I believe that people don't react or take action is because they are afraid. Afraid is a relative term in that each situation presents a possible consequence that people don't want to have to be confronted with, i.e. sued, interfering and possible retribution from other parties, verbal abuse or worse. As in the above situation, we all thought it was a woman who would appear from the coffee shop. As it turned out it was a 6 foot 5 man whom I faced. I was a bit apprehensive about his reaction, as the other two individuals stood cross the parking lot informing him from a "safe" distance that they should contact DCYS. His attention was drawn toward them, but he was actually listening to me. I stayed very calm and just kept reinforcing the fact that the situation of leaving his children in a running vehicle was unsafe. Eventually he agreed with me stating, "You’re right" and got in and drove off.
Similar situations occur in the work place as well. People are afraid to make a choice that isn't status quo. In my experience I see that the relationships between managers and employees is lacking in that many manages don’t encourage employees to challenge what is reasoned as tried and true. And if they do, they are challenged in such a manner as to may them afraid to look for other alternatives to get their point across. I saw this simialar approach in my grad school, where professors felt supeior and took challenges as a threat, instead of listening to the ideas and being open to them.
With the recent influx of interns and the new younger employees, it is imperative that we strive to listen to their ideas and questions and not discourage them from becoming innovators and our future leaders.

Steven Zalesch said...

One of my main principles is not to be like the classic joke of the Boy Scout who helped the old lady across the street ... event though she fought very hard not to go. Another is to prioritize based on whether someone else is working the problem.

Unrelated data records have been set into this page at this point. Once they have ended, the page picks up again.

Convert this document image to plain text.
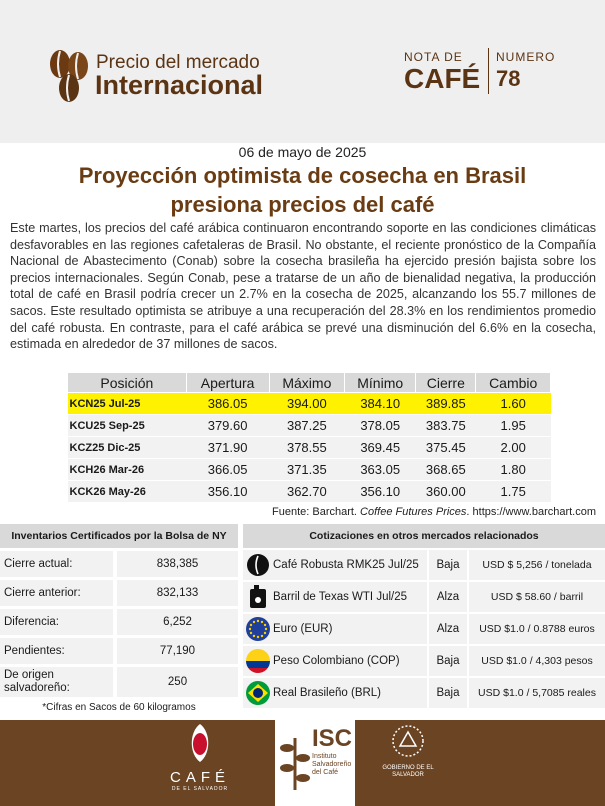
Precio del mercado
Internacional
NOTA DE
CAFÉ
NUMERO
78
06 de mayo de 2025
Proyección optimista de cosecha en Brasil
presiona precios del café
Este martes, los precios del café arábica continuaron encontrando soporte en las condiciones climáticas desfavorables en las regiones cafetaleras de Brasil. No obstante, el reciente pronóstico de la Compañía Nacional de Abastecimento (Conab) sobre la cosecha brasileña ha ejercido presión bajista sobre los precios internacionales. Según Conab, pese a tratarse de un año de bienalidad negativa, la producción total de café en Brasil podría crecer un 2.7% en la cosecha de 2025, alcanzando los 55.7 millones de sacos. Este resultado optimista se atribuye a una recuperación del 28.3% en los rendimientos promedio del café robusta. En contraste, para el café arábica se prevé una disminución del 6.6% en la cosecha, estimada en alrededor de 37 millones de sacos.
Posición	Apertura	Máximo	Mínimo	Cierre	Cambio
KCN25 Jul-25	386.05	394.00	384.10	389.85	1.60
KCU25 Sep-25	379.60	387.25	378.05	383.75	1.95
KCZ25 Dic-25	371.90	378.55	369.45	375.45	2.00
KCH26 Mar-26	366.05	371.35	363.05	368.65	1.80
KCK26 May-26	356.10	362.70	356.10	360.00	1.75
Fuente: Barchart. Coffee Futures Prices. https://www.barchart.com
Inventarios Certificados por la Bolsa de NY
Cierre actual:	838,385
Cierre anterior:	832,133
Diferencia:	6,252
Pendientes:	77,190
De origen salvadoreño:	250
*Cifras en Sacos de 60 kilogramos
Cotizaciones en otros mercados relacionados
Café Robusta RMK25 Jul/25	Baja	USD $ 5,256 / tonelada
Barril de Texas WTI Jul/25	Alza	USD $ 58.60 / barril
Euro (EUR)	Alza	USD $1.0 / 0.8788 euros
Peso Colombiano (COP)	Baja	USD $1.0 / 4,303 pesos
Real Brasileño (BRL)	Baja	USD $1.0 / 5,7085 reales
CAFÉ
DE EL SALVADOR
ISC
Instituto Salvadoreño del Café
GOBIERNO DE EL SALVADOR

At my synagogue, I have identified several vacuums and filled the need. As a result of my successes, other people keep asking me to 'join their committee'. Either their the committee is doing its job fine (see the second principle) or they want to do it their way (see my first principle).

Sounds like your wife found a true need and satisfied it. The 'needs' we need to ignore are the unnecsssary ones and the ones being handled by others. Remember, our time is a finite resource that must be prioritized.

jimmy barrows said...

My problem had been taking on too much; thinking ever problem deserves my help. Reality works wonders. Mr. Freeman's comment for a movie trailer comes to mind "don't mow my lawn".

The first time resented my butting in hurt. It got easier. Don't get me wrong here; erring on the side of caution will always fit my character even if it stops the food from coming to the table; and it has.